Капитан полевой артиллерии - Карпущенко Сергей Васильевич. Страница 31

– Господи, да что ты такое говоришь! – воскликнула Маша со слезами на глазах, но Лихунов резко ее остановил:

– Нет, не перебивай! Дослушай! И вот я, командир батареи, с шестью прекрасными орудиями, лучшими в Европе полевыми орудиями, с прекрасно знающими свое дело людьми противостою целому полку и способен убить половину этих хорошо вооруженных, сытых и смелых солдат за каких-нибудь полчаса. Разве это не страшно, Маша? – спросил он шепотом.

– Страшно, – тоже шепотом ответила Маша, по лицу которой тихо текли слезы.

– Да, это страшно, на самом деле страшно, тем более что я ненавижу убивать. Но куда же мне деться от себя, от страшной, жестокой необходимости быть совсем другим, делать себя убийцей, когда желаешь для людей вечного мира? Но… я буду, буду убивать, потому что война эта должна быть кошмарно страшной, и тогда только она последней будет!

Они сидели молча друг против друга минуты три, и слышно было, как за стеной храпел поручик Раух, должно быть, мертвецки пьяный, как пробили одиннадцать раз часы на крепостной башне. Где-то в щели назойливо верещал сверчок, а под полом шебуршала беспокойная мышь. Лихунову сильно хотелось пить, но он не слышал, что Игнат уже трижды стучал в дверь, осторожно, робко предупреждая о готовности самовара.

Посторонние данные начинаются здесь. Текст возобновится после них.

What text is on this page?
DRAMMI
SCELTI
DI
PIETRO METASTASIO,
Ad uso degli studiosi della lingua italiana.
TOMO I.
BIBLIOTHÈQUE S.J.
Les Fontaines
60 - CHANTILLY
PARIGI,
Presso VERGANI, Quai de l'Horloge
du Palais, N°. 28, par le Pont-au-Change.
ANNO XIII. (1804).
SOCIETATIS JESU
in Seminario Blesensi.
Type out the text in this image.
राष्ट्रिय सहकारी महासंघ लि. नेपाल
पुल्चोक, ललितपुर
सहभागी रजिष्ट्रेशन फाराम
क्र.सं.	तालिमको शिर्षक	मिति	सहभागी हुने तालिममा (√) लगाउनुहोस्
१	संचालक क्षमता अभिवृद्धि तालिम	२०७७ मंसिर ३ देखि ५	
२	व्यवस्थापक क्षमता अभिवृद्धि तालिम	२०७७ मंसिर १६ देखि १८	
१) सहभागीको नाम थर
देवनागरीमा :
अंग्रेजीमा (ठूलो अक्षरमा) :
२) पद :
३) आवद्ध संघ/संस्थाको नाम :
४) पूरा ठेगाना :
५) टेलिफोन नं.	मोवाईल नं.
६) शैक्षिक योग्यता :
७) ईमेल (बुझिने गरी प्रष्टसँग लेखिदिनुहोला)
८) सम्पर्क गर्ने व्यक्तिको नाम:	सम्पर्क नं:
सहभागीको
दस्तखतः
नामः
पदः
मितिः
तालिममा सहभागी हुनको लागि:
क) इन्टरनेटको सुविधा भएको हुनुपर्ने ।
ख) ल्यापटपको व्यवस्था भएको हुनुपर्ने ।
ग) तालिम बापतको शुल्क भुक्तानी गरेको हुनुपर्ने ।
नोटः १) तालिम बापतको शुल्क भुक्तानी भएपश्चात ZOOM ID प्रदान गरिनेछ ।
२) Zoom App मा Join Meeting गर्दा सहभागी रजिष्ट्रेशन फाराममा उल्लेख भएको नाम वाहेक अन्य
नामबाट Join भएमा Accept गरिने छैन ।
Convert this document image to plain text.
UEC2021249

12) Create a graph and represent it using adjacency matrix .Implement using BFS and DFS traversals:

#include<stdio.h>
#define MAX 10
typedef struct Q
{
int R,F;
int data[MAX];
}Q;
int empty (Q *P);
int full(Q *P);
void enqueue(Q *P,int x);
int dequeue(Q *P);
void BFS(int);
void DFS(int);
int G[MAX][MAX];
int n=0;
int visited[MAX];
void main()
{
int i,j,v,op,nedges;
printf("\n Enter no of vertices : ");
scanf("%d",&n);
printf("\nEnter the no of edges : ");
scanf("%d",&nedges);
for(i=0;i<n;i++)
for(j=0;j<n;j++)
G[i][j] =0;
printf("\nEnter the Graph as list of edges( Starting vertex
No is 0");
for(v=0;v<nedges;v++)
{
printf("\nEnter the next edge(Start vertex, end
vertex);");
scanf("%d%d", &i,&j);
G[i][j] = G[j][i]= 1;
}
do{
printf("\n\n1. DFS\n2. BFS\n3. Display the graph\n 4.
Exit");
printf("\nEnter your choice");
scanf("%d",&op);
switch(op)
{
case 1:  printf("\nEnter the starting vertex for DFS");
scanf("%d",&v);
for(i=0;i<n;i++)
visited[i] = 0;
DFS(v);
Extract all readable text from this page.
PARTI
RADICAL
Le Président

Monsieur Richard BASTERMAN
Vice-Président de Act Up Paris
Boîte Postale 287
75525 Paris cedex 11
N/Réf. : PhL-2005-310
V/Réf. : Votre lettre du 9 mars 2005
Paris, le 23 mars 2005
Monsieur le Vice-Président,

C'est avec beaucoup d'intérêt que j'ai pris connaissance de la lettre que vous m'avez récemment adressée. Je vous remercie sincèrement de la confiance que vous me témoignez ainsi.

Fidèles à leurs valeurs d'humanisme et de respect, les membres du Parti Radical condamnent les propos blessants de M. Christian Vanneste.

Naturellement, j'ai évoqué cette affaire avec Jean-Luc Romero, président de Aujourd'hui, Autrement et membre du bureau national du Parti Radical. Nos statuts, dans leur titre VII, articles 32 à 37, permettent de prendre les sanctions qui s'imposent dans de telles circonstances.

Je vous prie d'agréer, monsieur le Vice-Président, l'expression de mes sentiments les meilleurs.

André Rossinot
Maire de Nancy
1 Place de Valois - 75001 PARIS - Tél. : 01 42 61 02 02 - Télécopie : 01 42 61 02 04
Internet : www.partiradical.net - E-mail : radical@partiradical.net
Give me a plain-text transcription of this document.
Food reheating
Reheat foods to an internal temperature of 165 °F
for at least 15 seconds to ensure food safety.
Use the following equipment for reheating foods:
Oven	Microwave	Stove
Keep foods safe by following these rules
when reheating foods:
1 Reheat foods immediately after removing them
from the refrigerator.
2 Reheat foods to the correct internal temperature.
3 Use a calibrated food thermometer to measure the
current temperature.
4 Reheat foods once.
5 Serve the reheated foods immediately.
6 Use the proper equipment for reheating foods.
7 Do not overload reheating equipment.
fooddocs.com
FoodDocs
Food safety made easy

– Когда ты рассказывала о гибели своего отца, – продолжил Лихунов, и Маша заметила, что голос его посветлел – наверное, он уже сбросил большую часть своей тяжкой ноши, – я, – и прости меня, – слушал об этом с каким-то особым удовольствием. То, что сделали они у вас в городке… все это было нужно. Потом мой подчиненный пленного австрийца застрелил, а я стоял и наблюдал, потому что что-то говорило мне тогда – так надо. И вот вчера я сам убил человека и, странно, ничуть об этом не жалею. Все это совершающееся сейчас зло необходимо, оно уже прокладывает путь для будущего мира. Но, знаешь, сегодня меня допрашивал военный следователь, подлец и очень глупый человек, но он, мне показалось, догадался. Сказал мне, что я недостоин быть защитником отечества. Не знаю, что бы было со мной, если бы меня на самом деле отстранили от командования.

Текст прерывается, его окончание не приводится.